On 7/10/2012 10:49 AM, Alberto G. Corona wrote:
There is something deeply religious in many scientifics in his quest to expand their Truth. And there is also something very philosophical indeed. But they ignore both. They ignore their beliefs and their positivistic metaphisics, born in the disputes between nominalists and realists during the middle ages. And there is no stronger faith than the faith that see himself as aboslute truth about everithing, that ignores its shorcomings and its history, and that show contempt or even denial of entire parts of the reality.

This furious scientist proselitism us understandable and it is even healthy, because the idea of a objective scientist with no emotions is hypocrite.

That shows once again that faith is something a society can not live without,. because faith in ultimate, unexplained truths is the prerequisite for any coordinated social action. And the truths upon which a society build itself is its most valuable treasure.
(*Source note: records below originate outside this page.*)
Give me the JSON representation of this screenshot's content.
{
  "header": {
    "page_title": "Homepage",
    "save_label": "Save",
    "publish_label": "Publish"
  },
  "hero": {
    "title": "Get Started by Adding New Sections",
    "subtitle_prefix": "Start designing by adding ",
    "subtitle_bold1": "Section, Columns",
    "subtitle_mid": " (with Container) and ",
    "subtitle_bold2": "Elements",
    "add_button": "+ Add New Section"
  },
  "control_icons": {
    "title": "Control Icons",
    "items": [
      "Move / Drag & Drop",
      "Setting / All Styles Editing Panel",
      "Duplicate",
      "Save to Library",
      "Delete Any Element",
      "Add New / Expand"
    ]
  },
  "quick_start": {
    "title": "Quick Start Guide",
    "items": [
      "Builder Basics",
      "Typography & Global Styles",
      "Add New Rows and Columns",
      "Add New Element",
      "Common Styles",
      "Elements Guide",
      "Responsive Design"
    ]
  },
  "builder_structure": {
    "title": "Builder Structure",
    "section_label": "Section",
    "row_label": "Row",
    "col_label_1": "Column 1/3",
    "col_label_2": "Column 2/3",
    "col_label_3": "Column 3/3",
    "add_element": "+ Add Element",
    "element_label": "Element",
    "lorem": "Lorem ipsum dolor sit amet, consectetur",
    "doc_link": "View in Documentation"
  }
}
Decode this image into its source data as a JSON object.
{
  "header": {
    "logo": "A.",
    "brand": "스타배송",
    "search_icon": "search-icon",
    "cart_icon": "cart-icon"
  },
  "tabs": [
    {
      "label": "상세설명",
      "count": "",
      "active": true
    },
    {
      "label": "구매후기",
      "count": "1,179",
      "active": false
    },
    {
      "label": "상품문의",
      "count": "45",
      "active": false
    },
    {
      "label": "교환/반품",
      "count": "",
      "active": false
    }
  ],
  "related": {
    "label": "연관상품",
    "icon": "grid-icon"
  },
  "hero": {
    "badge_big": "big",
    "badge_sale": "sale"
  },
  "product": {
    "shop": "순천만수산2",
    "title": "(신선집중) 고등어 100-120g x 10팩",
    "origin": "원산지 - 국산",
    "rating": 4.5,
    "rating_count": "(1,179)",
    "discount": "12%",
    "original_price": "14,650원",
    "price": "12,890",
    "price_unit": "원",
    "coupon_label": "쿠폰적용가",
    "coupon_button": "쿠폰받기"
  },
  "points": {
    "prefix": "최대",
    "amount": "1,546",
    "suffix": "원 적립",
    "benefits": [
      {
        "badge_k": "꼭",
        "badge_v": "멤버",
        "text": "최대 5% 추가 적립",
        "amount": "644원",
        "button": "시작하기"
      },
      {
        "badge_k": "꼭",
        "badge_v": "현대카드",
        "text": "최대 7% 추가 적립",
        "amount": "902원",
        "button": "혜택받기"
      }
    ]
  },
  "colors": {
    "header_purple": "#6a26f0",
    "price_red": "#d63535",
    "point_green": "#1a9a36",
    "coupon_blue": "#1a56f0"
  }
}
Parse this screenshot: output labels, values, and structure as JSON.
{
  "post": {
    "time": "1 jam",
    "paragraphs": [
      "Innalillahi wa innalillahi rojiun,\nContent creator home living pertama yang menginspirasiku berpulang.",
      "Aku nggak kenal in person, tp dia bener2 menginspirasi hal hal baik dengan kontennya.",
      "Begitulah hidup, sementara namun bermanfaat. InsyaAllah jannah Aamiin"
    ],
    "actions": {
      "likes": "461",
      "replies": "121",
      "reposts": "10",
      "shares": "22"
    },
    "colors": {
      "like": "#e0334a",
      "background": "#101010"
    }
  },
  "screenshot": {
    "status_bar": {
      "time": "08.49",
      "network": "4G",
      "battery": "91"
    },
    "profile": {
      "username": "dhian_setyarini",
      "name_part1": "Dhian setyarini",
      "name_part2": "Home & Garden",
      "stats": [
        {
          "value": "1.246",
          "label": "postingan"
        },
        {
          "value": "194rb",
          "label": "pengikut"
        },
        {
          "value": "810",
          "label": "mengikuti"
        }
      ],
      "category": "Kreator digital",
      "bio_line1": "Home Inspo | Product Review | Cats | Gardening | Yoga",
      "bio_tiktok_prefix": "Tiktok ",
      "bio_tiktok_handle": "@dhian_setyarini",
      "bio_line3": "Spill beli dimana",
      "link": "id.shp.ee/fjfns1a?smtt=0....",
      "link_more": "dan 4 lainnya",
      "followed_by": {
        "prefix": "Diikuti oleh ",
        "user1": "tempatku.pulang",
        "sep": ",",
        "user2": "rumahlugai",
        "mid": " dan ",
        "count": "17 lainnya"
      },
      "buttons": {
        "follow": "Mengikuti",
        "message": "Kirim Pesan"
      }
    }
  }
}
This seems of topic, but I suggest something to discuss here: shared human conscience. We live in a shared virtual conscience. It is shared because we share the context and it is virtual because it depends in the context of shared beliefs: beliefs in the myths and histories that created our country, beliefs in some moral laws, beliefs in the prestige of some special humans: priests, scientifics, political figures of the past and the present. We can not verify our beliefs because we have no time and no knowledge to do so. So we resort to faith. faith in authority: being scientific, political or anything. common faith and legitimated authority is necessary to live with others and thus whenever a society is build, it needs it.

I think you are confounding faith and trust. Trust is something society, and all of us, cannot live without. But trust doesn't mean belief without evidence. As Ronald Reagan famously said, "Trust, but verify." Faith means trusting and never trying to verify. That we can live without. We have trust in authorities who have proven trustworthy in the past. We bet on many things even though we never have certain knowledge, but that doesn't mean we have no knowledge or that we should not test our knowledge.


And the assault of the foundational social truths and the core beliefs of the people is central for any battle for power

Exactly what happens when beliefs are faith and are divorced from empirical test - then all that remains is a struggle for power to impose arbitrary beliefs to be held on faith.

Brent


Do the hawking Theory of everything says something about this? I´m soure, because it is about everyhing, Isn´t?



2012/7/7 Bruno Marchal <marc...@ulb.ac.be <mailto:marc...@ulb.ac.be>>


    On 07 Jul 2012, at 15:31, Evgenii Rudnyi wrote:

        My comments to Grand Design by Stephen Hawking and Leonard Mlodinow, 
especially
        to the statement from the book

        “Traditionally these are questions for philosophy, but philosophy is 
dead.
        Philosophy has not kept up with modern developments in science, 
particularly
        physics. Scientists have become the bearers of the torch of discovery 
in our
        quest for knowledge.”

        http://blog.rudnyi.ru/2012/07/philosophy-is-dead.html



    I am not so much in favor of "professional philosophers", which does not 
mean that
    some of them do good ... science (like Maudlin, Slezak, even McGuin: it is 
real
    reasoning).

    But that statement looks like the blind arrogance of physics, which ignores 
the mind
    body problem systematically for years.

    Consciousness might be the grain of sand which will remind us that we might 
try to
    be a bit more modest.

    To say that scientists have become the bearer of the knowledge quest is a 
truism
    becoming false when the scientist put a problem under the rug.